What’s the one common link between daily household chores like preparing tea and coffee, brushing your teeth, taking a bath, and washing clothes? Yes, all of them need water, a commodity that’s growing increasingly scarce globally, but what else?

    Think harder and another common link will strike your mind. One fast-moving consumer goods (FMCG) company,  which claims that on any particular day, 9 out of 10 consumers uses one of its products – Hindustan Unilever Ltd (HUL), makes products catering to all these categories.


    Back in 2018, the British-Dutch Company, HUL announced its merger with the Indian nutrition business of GlaxoSmithKline and was anticipated to support the FMCG company’s position in the Indian market in a significant manner.  

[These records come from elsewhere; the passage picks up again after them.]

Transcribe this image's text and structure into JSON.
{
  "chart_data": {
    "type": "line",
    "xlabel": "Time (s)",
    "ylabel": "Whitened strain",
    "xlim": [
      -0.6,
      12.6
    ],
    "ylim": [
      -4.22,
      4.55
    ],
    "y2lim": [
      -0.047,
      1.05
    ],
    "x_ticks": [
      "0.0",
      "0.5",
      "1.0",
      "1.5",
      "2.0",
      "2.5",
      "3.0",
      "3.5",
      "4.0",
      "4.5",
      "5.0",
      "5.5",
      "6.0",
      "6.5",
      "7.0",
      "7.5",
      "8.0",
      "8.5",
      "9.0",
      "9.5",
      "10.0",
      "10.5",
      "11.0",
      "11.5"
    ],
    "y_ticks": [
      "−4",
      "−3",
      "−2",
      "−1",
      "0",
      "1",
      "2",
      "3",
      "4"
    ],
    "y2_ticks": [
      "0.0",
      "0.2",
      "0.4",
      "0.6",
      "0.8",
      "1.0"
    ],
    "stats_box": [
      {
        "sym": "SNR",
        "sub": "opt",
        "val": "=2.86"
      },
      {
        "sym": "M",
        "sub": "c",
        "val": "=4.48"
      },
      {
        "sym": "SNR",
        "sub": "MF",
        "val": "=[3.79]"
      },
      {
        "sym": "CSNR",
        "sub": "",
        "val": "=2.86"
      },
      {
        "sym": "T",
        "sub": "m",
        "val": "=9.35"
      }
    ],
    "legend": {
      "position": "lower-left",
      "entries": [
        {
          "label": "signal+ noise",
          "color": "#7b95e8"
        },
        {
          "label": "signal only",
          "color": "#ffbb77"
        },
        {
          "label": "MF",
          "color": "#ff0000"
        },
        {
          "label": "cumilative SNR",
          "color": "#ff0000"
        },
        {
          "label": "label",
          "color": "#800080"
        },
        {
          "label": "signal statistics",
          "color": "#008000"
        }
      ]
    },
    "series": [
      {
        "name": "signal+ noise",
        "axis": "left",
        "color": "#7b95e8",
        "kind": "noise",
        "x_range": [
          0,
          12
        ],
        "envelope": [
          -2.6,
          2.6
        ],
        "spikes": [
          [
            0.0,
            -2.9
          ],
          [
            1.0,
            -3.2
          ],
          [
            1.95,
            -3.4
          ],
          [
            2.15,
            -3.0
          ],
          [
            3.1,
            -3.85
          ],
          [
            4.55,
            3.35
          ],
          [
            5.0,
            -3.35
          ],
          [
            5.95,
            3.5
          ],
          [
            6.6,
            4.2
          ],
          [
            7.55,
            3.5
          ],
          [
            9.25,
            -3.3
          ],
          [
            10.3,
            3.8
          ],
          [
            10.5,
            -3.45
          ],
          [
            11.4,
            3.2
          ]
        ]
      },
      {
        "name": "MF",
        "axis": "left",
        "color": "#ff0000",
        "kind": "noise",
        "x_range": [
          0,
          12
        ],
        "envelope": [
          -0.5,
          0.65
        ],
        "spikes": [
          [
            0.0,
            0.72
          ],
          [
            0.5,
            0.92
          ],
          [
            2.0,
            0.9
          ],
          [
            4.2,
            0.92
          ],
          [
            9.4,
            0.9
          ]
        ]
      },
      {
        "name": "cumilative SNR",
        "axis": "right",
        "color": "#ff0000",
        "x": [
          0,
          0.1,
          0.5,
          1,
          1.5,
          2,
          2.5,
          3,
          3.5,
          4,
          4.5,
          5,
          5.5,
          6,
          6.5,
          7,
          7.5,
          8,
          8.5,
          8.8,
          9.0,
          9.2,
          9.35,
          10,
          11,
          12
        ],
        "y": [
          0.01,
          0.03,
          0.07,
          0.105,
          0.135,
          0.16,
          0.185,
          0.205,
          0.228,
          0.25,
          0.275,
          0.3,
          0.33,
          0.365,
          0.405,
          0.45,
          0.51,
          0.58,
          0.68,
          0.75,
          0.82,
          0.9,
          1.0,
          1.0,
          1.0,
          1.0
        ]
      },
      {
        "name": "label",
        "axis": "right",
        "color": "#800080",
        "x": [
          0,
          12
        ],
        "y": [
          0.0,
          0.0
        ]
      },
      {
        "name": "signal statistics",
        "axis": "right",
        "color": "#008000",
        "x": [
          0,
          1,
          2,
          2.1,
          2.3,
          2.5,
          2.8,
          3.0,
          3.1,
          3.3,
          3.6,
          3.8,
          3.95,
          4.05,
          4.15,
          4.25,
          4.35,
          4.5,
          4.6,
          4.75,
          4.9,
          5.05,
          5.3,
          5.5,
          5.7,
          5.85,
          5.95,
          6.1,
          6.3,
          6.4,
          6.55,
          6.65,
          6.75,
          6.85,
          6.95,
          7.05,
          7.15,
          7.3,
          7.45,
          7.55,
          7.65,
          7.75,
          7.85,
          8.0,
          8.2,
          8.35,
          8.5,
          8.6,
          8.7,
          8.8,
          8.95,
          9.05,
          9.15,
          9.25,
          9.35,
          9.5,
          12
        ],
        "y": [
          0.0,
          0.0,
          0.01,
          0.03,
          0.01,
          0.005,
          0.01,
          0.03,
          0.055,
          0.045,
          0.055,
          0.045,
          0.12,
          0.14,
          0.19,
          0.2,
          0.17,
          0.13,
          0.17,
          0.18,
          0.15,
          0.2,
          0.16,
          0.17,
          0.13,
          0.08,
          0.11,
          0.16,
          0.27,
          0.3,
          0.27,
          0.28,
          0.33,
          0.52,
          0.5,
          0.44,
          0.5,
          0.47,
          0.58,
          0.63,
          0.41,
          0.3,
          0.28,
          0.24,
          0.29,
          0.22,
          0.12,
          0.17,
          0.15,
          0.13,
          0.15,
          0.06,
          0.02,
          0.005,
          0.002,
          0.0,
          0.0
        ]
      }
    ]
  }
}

    Nearly 15 months after the announcement and getting the last set of regulatory approvals, HUL acquired the consumer business after valuating GSK at Rs. 31,700 crore with 4.39 shares being allotted for every share. The strategy was rather simple : HUL’s entry into the health food drinks category. 


    The said deal is considered to be a win-win situation for both GSK and HUL.

    GSK’s brands like Horlicks (by selling which the corporate has additionally earned Rs3,045 crore), Boost, and Maltova is now part of HUL’s food and refreshments (F$R) business, increase its share of food and beverages in its product portfolio (with brands like Knorr, Kissan and Kwality) to about 28% of revenues, from 18% earlier giving the latter more room to dominate.

    HUL is additionally betting big on chemist and pharmacy channels to sell the other OTC brands in the portfolio like Eno, Crocin and Sensodyne by partnering with GSK (under a consignment selling arrangement) to diffuse brands of the GSK Consumer Healthcare family in India. With GSK’s world-class brands and HUL’s distribution strength, value for GSK can be unlocked and further build Hindustan Unilever’s go-to-market capabilities.

    For the aim of this equity merger (Equity merger in simple terms means the corporate used its highly expensive shares as currency for the deal), GSK Consumer base had been valued at 6.9 times sales when the deal was struck, far over the valuation of 4 times sales Heinz India Pvt. Ltd received when Complan and three of its other brands were sold a month earlier.

    Also, as a part of the merger, 3500 employees of GSKCH have became a part of the Indian arm of Unilever. However, GSK will still be chargeable for demand generation, portfolio strategy, R&D and marketing for the above mentioned brands.


    In December 2018, when the announcement was out in the market, HUL’s shares were around ₹1,717 each. But in May 2020 GSK Consumer’s parent company GlaxoSmithKline Plc (GSK) sold the HUL shares it had earlier received as compensation.

    The good news is that the share sale wound up at ₹1,905 per share. A depreciation in the rupee against the British pound, however, gulped up about half those gains, leaving GSK with almost 5% higher realization compared to what it had anticipated by the end of 2018. 


    Some analysts opine that HUL’s high-ended distribution network will result in better growth prospects for the newly obtained portfolio. 

    And, in the post-covid scenario, the acquisition of GSK Consumer’s Horlicks brand may go out better than expected, going by the initial estimation that demand for health-related products is anticipated to rise.